- Genre: Sitcom
- Created by: Kellie Griffin
- Starring: Tracee Ellis Ross; Malcolm-Jamal Warner; Nadji A. Jeter; Zoë Soul; Zoé Hendrix; Melissa De Sousa; Anna Maria Horsford; Michole Briana White; Tony Rock; Charlie Robinson;
- Music by: Marcus Miller
- Country of origin: United States
- Original language: English
- No. of seasons: 2
- No. of episodes: 33 (list of episodes)

Production
- Executive producers: Arthur Harris; Jacque Edmonds Cofer; Kellie Griffin; Warren Hutcherson;
- Producers: Malcolm-Jamal Warner; Tracee Ellis Ross;
- Camera setup: Multi-camera
- Running time: 30 minutes
- Production company: Georgia Entertainment Industries

Original release
- Network: BET (season 1) Centric (season 2)
- Release: October 11, 2011 – October 9, 2015

= Reed Between the Lines =

2011–2015 American sitcom TV series

Reed Between the Lines is an American television family sitcom that premiered on October 11, 2011, on BET. The series was renewed for a second season on April 12, 2012. It was later announced in August 2012 that Tracee Ellis Ross would not return for the second season and three new cast members (Charlie Robinson, Michole White, and Tony Rock) would be joining the cast. On September 12, 2013, it was revealed that Reed Between the Lines had been canceled and that Young Man on Campus would not be green-lit to series. Malcolm Jamal-Warner confirmed in December 2013 that the second season will not air despite the network completing production on an entire second season in late 2012. The series moved to Centric for a second season which premiered on September 18, 2015.

==Premise==
The show follows a modern-day blended family as they navigate life's ups and downs with wit and humor. It centers on Dr. Carla Reed, a busy psychologist, wife and mom struggling to balance her job and her happy but chaotic home life along with her husband, Dr. Alex Reed, an English professor at NYU.

==Cast==
- Tracee Ellis Ross as Dr.

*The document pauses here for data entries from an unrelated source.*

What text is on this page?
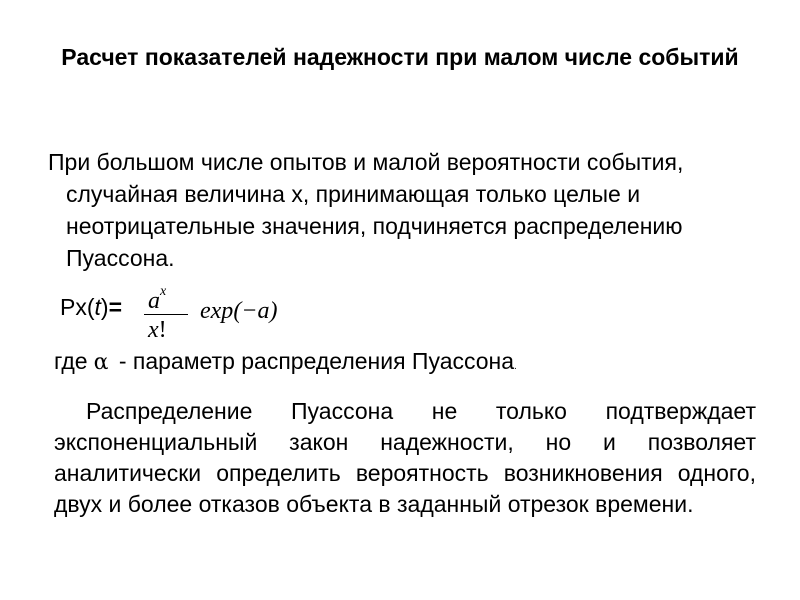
Расчет показателей надежности при малом числе событий
При большом числе опытов и малой вероятности события, случайная величина x, принимающая только целые и неотрицательные значения, подчиняется распределению Пуассона.
$Px(t)= a^x$
x!
exp(−a)
где α - параметр распределения Пуассона.
Распределение Пуассона не только подтверждает экспоненциальный закон надежности, но и позволяет аналитически определить вероятность возникновения одного, двух и более отказов объекта в заданный отрезок времени.
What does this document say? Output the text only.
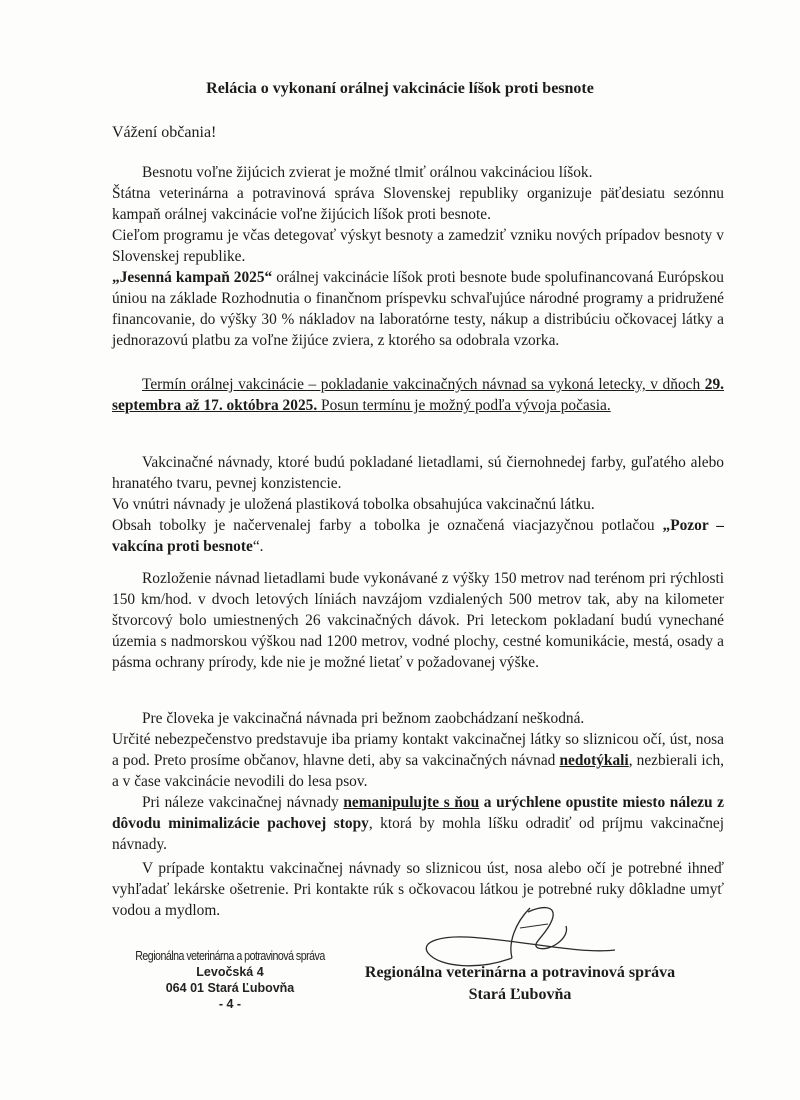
Relácia o vykonaní orálnej vakcinácie líšok proti besnote
Vážení občania!
Besnotu voľne žijúcich zvierat je možné tlmiť orálnou vakcináciou líšok.
Štátna veterinárna a potravinová správa Slovenskej republiky organizuje päťdesiatu sezónnu kampaň orálnej vakcinácie voľne žijúcich líšok proti besnote.
Cieľom programu je včas detegovať výskyt besnoty a zamedziť vzniku nových prípadov besnoty v Slovenskej republike.
„Jesenná kampaň 2025“ orálnej vakcinácie líšok proti besnote bude spolufinancovaná Európskou úniou na základe Rozhodnutia o finančnom príspevku schvaľujúce národné programy a pridružené financovanie, do výšky 30 % nákladov na laboratórne testy, nákup a distribúciu očkovacej látky a jednorazovú platbu za voľne žijúce zviera, z ktorého sa odobrala vzorka.
Termín orálnej vakcinácie – pokladanie vakcinačných návnad sa vykoná letecky, v dňoch 29. septembra až 17. októbra 2025. Posun termínu je možný podľa vývoja počasia.
Vakcinačné návnady, ktoré budú pokladané lietadlami, sú čiernohnedej farby, guľatého alebo hranatého tvaru, pevnej konzistencie.
Vo vnútri návnady je uložená plastiková tobolka obsahujúca vakcinačnú látku.
Obsah tobolky je načervenalej farby a tobolka je označená viacjazyčnou potlačou „Pozor – vakcína proti besnote“.
Rozloženie návnad lietadlami bude vykonávané z výšky 150 metrov nad terénom pri rýchlosti 150 km/hod. v dvoch letových líniách navzájom vzdialených 500 metrov tak, aby na kilometer štvorcový bolo umiestnených 26 vakcinačných dávok. Pri leteckom pokladaní budú vynechané územia s nadmorskou výškou nad 1200 metrov, vodné plochy, cestné komunikácie, mestá, osady a pásma ochrany prírody, kde nie je možné lietať v požadovanej výške.
Pre človeka je vakcinačná návnada pri bežnom zaobchádzaní neškodná.
Určité nebezpečenstvo predstavuje iba priamy kontakt vakcinačnej látky so sliznicou očí, úst, nosa a pod. Preto prosíme občanov, hlavne deti, aby sa vakcinačných návnad nedotýkali, nezbierali ich, a v čase vakcinácie nevodili do lesa psov.
Pri náleze vakcinačnej návnady nemanipulujte s ňou a urýchlene opustite miesto nálezu z dôvodu minimalizácie pachovej stopy, ktorá by mohla líšku odradiť od príjmu vakcinačnej návnady.
V prípade kontaktu vakcinačnej návnady so sliznicou úst, nosa alebo očí je potrebné ihneď vyhľadať lekárske ošetrenie. Pri kontakte rúk s očkovacou látkou je potrebné ruky dôkladne umyť vodou a mydlom.
Regionálna veterinárna a potravinová správa
Levočská 4
064 01 Stará Ľubovňa
- 4 -
Regionálna veterinárna a potravinová správa
Stará Ľubovňa
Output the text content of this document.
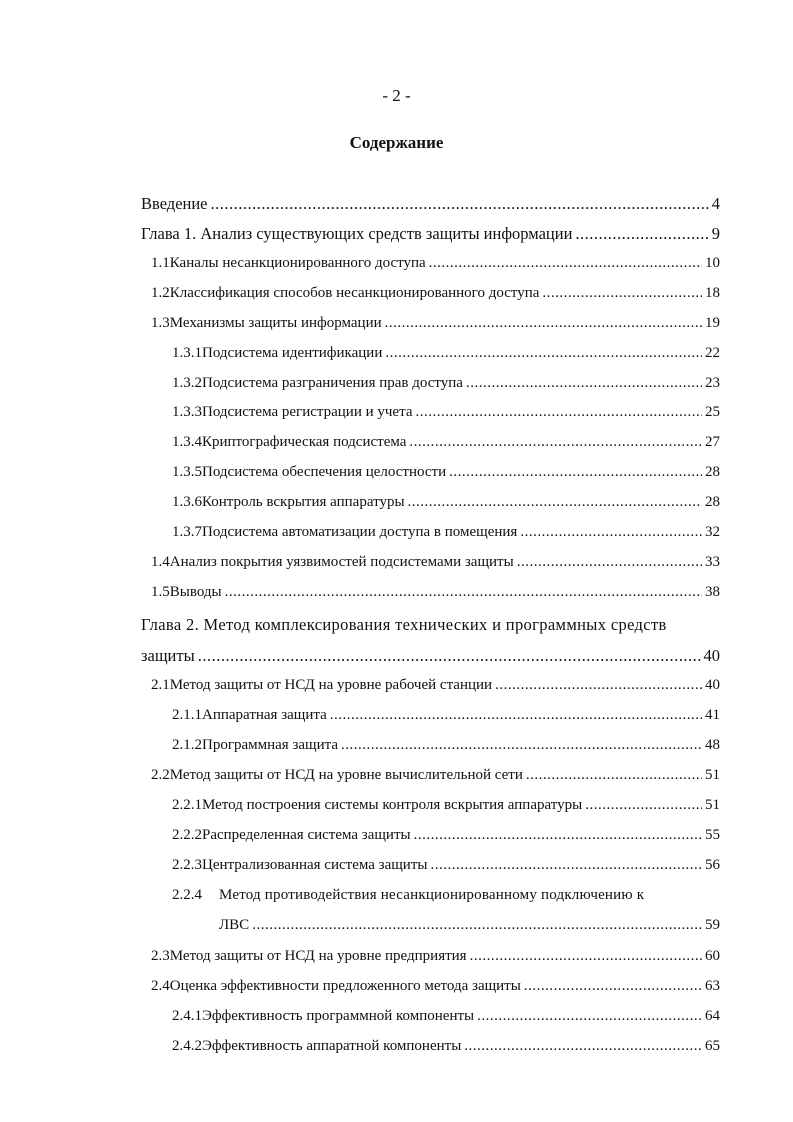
- 2 -
Содержание
Введение .....	4
Глава 1. Анализ существующих средств защиты информации .....	9
1.1 Каналы несанкционированного доступа .....	10
1.2 Классификация способов несанкционированного доступа .....	18
1.3 Механизмы защиты информации .....	19
1.3.1 Подсистема идентификации .....	22
1.3.2 Подсистема разграничения прав доступа .....	23
1.3.3 Подсистема регистрации и учета .....	25
1.3.4 Криптографическая подсистема .....	27
1.3.5 Подсистема обеспечения целостности .....	28
1.3.6 Контроль вскрытия аппаратуры .....	28
1.3.7 Подсистема автоматизации доступа в помещения .....	32
1.4 Анализ покрытия уязвимостей подсистемами защиты .....	33
1.5 Выводы .....	38
Глава 2. Метод комплексирования технических и программных средств
защиты .....	40
2.1 Метод защиты от НСД на уровне рабочей станции .....	40
2.1.1 Аппаратная защита .....	41
2.1.2 Программная защита .....	48
2.2 Метод защиты от НСД на уровне вычислительной сети .....	51
2.2.1 Метод построения системы контроля вскрытия аппаратуры .....	51
2.2.2 Распределенная система защиты .....	55
2.2.3 Централизованная система защиты .....	56
2.2.4	Метод противодействия несанкционированному подключению к
ЛВС .....	59
2.3 Метод защиты от НСД на уровне предприятия .....	60
2.4 Оценка эффективности предложенного метода защиты .....	63
2.4.1 Эффективность программной компоненты .....	64
2.4.2 Эффективность аппаратной компоненты .....	65
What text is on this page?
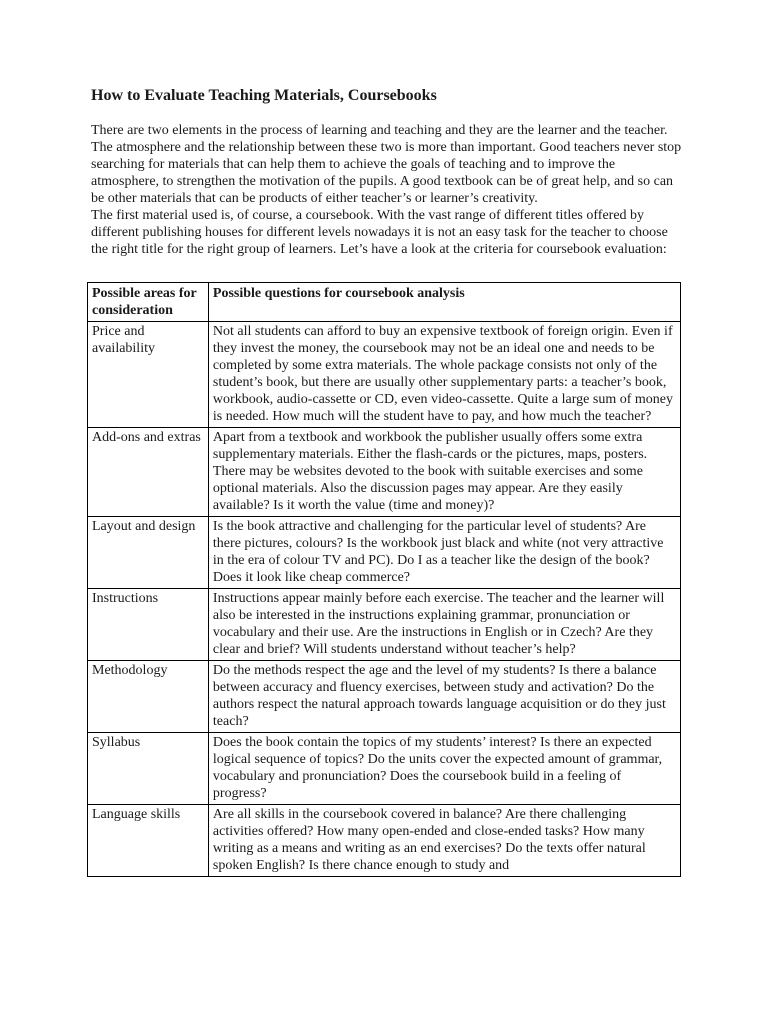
How to Evaluate Teaching Materials, Coursebooks

There are two elements in the process of learning and teaching and they are the learner and the teacher. The atmosphere and the relationship between these two is more than important. Good teachers never stop searching for materials that can help them to achieve the goals of teaching and to improve the atmosphere, to strengthen the motivation of the pupils. A good textbook can be of great help, and so can be other materials that can be products of either teacher’s or learner’s creativity.

The first material used is, of course, a coursebook. With the vast range of different titles offered by different publishing houses for different levels nowadays it is not an easy task for the teacher to choose the right title for the right group of learners. Let’s have a look at the criteria for coursebook evaluation:

Possible areas for consideration	Possible questions for coursebook analysis
Price and availability	Not all students can afford to buy an expensive textbook of foreign origin. Even if they invest the money, the coursebook may not be an ideal one and needs to be completed by some extra materials. The whole package consists not only of the student’s book, but there are usually other supplementary parts: a teacher’s book, workbook, audio-cassette or CD, even video-cassette. Quite a large sum of money is needed. How much will the student have to pay, and how much the teacher?
Add-ons and extras	Apart from a textbook and workbook the publisher usually offers some extra supplementary materials. Either the flash-cards or the pictures, maps, posters. There may be websites devoted to the book with suitable exercises and some optional materials. Also the discussion pages may appear. Are they easily available? Is it worth the value (time and money)?
Layout and design	Is the book attractive and challenging for the particular level of students? Are there pictures, colours? Is the workbook just black and white (not very attractive in the era of colour TV and PC). Do I as a teacher like the design of the book? Does it look like cheap commerce?
Instructions	Instructions appear mainly before each exercise. The teacher and the learner will also be interested in the instructions explaining grammar, pronunciation or vocabulary and their use. Are the instructions in English or in Czech? Are they clear and brief? Will students understand without teacher’s help?
Methodology	Do the methods respect the age and the level of my students? Is there a balance between accuracy and fluency exercises, between study and activation? Do the authors respect the natural approach towards language acquisition or do they just teach?
Syllabus	Does the book contain the topics of my students’ interest? Is there an expected logical sequence of topics? Do the units cover the expected amount of grammar, vocabulary and pronunciation? Does the coursebook build in a feeling of progress?
Language skills	Are all skills in the coursebook covered in balance? Are there challenging activities offered? How many open-ended and close-ended tasks? How many writing as a means and writing as an end exercises? Do the texts offer natural spoken English? Is there chance enough to study and
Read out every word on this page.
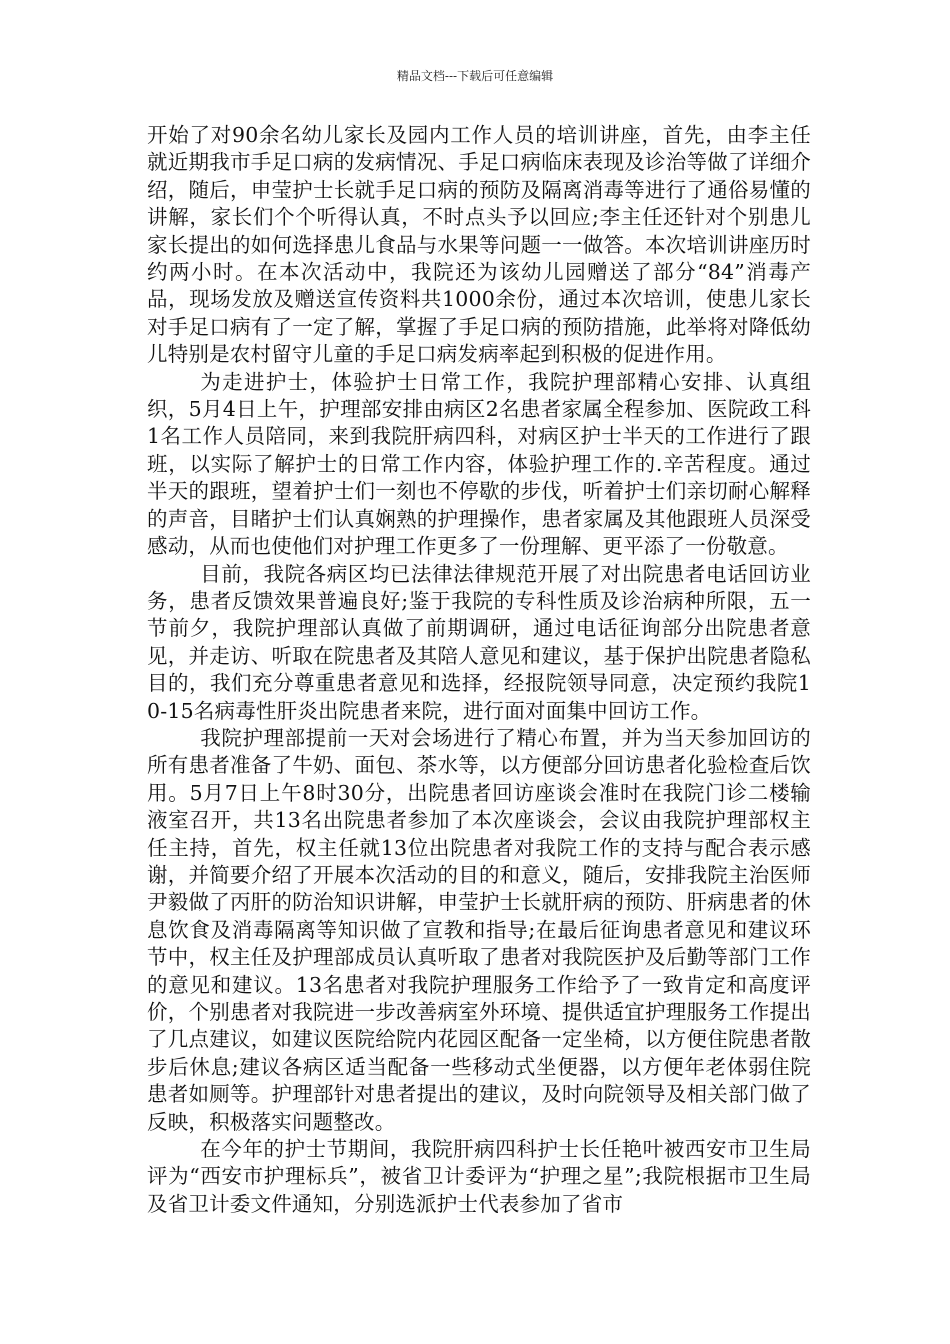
精品文档---下载后可任意编辑

开始了对90余名幼儿家长及园内工作人员的培训讲座，首先，由李主任就近期我市手足口病的发病情况、手足口病临床表现及诊治等做了详细介绍，随后，申莹护士长就手足口病的预防及隔离消毒等进行了通俗易懂的讲解，家长们个个听得认真，不时点头予以回应;李主任还针对个别患儿家长提出的如何选择患儿食品与水果等问题一一做答。本次培训讲座历时约两小时。在本次活动中，我院还为该幼儿园赠送了部分“84”消毒产品，现场发放及赠送宣传资料共1000余份，通过本次培训，使患儿家长对手足口病有了一定了解，掌握了手足口病的预防措施，此举将对降低幼儿特别是农村留守儿童的手足口病发病率起到积极的促进作用。

为走进护士，体验护士日常工作，我院护理部精心安排、认真组织，5月4日上午，护理部安排由病区2名患者家属全程参加、医院政工科1名工作人员陪同，来到我院肝病四科，对病区护士半天的工作进行了跟班，以实际了解护士的日常工作内容，体验护理工作的.辛苦程度。通过半天的跟班，望着护士们一刻也不停歇的步伐，听着护士们亲切耐心解释的声音，目睹护士们认真娴熟的护理操作，患者家属及其他跟班人员深受感动，从而也使他们对护理工作更多了一份理解、更平添了一份敬意。

目前，我院各病区均已法律法律规范开展了对出院患者电话回访业务，患者反馈效果普遍良好;鉴于我院的专科性质及诊治病种所限，五一节前夕，我院护理部认真做了前期调研，通过电话征询部分出院患者意见，并走访、听取在院患者及其陪人意见和建议，基于保护出院患者隐私目的，我们充分尊重患者意见和选择，经报院领导同意，决定预约我院10-15名病毒性肝炎出院患者来院，进行面对面集中回访工作。

我院护理部提前一天对会场进行了精心布置，并为当天参加回访的所有患者准备了牛奶、面包、茶水等，以方便部分回访患者化验检查后饮用。5月7日上午8时30分，出院患者回访座谈会准时在我院门诊二楼输液室召开，共13名出院患者参加了本次座谈会，会议由我院护理部权主任主持，首先，权主任就13位出院患者对我院工作的支持与配合表示感谢，并简要介绍了开展本次活动的目的和意义，随后，安排我院主治医师尹毅做了丙肝的防治知识讲解，申莹护士长就肝病的预防、肝病患者的休息饮食及消毒隔离等知识做了宣教和指导;在最后征询患者意见和建议环节中，权主任及护理部成员认真听取了患者对我院医护及后勤等部门工作的意见和建议。13名患者对我院护理服务工作给予了一致肯定和高度评价，个别患者对我院进一步改善病室外环境、提供适宜护理服务工作提出了几点建议，如建议医院给院内花园区配备一定坐椅，以方便住院患者散步后休息;建议各病区适当配备一些移动式坐便器，以方便年老体弱住院患者如厕等。护理部针对患者提出的建议，及时向院领导及相关部门做了反映，积极落实问题整改。

在今年的护士节期间，我院肝病四科护士长任艳叶被西安市卫生局评为“西安市护理标兵”，被省卫计委评为“护理之星”;我院根据市卫生局及省卫计委文件通知，分别选派护士代表参加了省市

Carla Reed (season 1), a successful psychologist who works hard to balance her family and career. She grew up in a solid, middle-class family that valued stability and education, but her perfect world fell apart while she was in college at Howard University, when she found out her father had a secret family. Recently, she has left the kids in Alex's care and relocates to Los Angeles in efforts to pursue her dream job.
- Malcolm-Jamal Warner as Dr. Alex Reed, an English professor at NYU specializing in twentieth-century American literature. Alex is a neat freak who loves sports, cooking and fine wines. Born and raised in Newark, New Jersey, he was the first of his blue-collar family to go to college.
- Nadji A. Jeter as Keenan Reynolds, Kaci's fraternal twin and older by two minutes, a fact that he loves to rub in her face. Keenan likes video games, music and hanging out with his friends. But most of all, he likes to push Kaci's buttons and tease Alexis.
- Zoë Soul as Kaci Reynolds, Keenan's fraternal twin. She loves boys, and talking with her friends. She's also an excellent natural athlete who participates in a number of school activities and is interested in environmental causes. She makes sure Carla and Alex keep their home "green", and is frequently outraged by her family's increasing carbon footprint and wasting resources. She also hates "family time" or anything that involves Keenan.
- Zoé Hendrix as Alexis Reed
- Melissa De Sousa as Gabriella Jimenez (season 1)
- Anna Maria Horsford as Ms. Helen Wilson (season 1; guest season 2)
- Michole White as Simone Winters (season 2)
- Tony Rock as Julius Darren (season 2)
- Charlie Robinson as Monroe Reed (season 2)

==Episodes==

| Season | Episodes |  | Originally released |  |
| First released | Last released |
| 1 | 25 |  | October 11, 2011 | December 20, 2011 |
| 2 | 8 |  | September 18, 2015 | October 9, 2015 |

==Young Man on Campus==
Young Man on Campus is a pilot ordered by BET that was to be a spin-off of Reed Between the Lines. It starred Jacob Latimore who is cast in the lead role as Jacob Matthews — a precocious 15-year-old who's a sophomore in physics at the fictional historically black college Mount Pleasant University. Dondre Whitfield, Vanessa Simmons, Eric D. Hill Jr, and Terri Vaughn were also a part of the cast.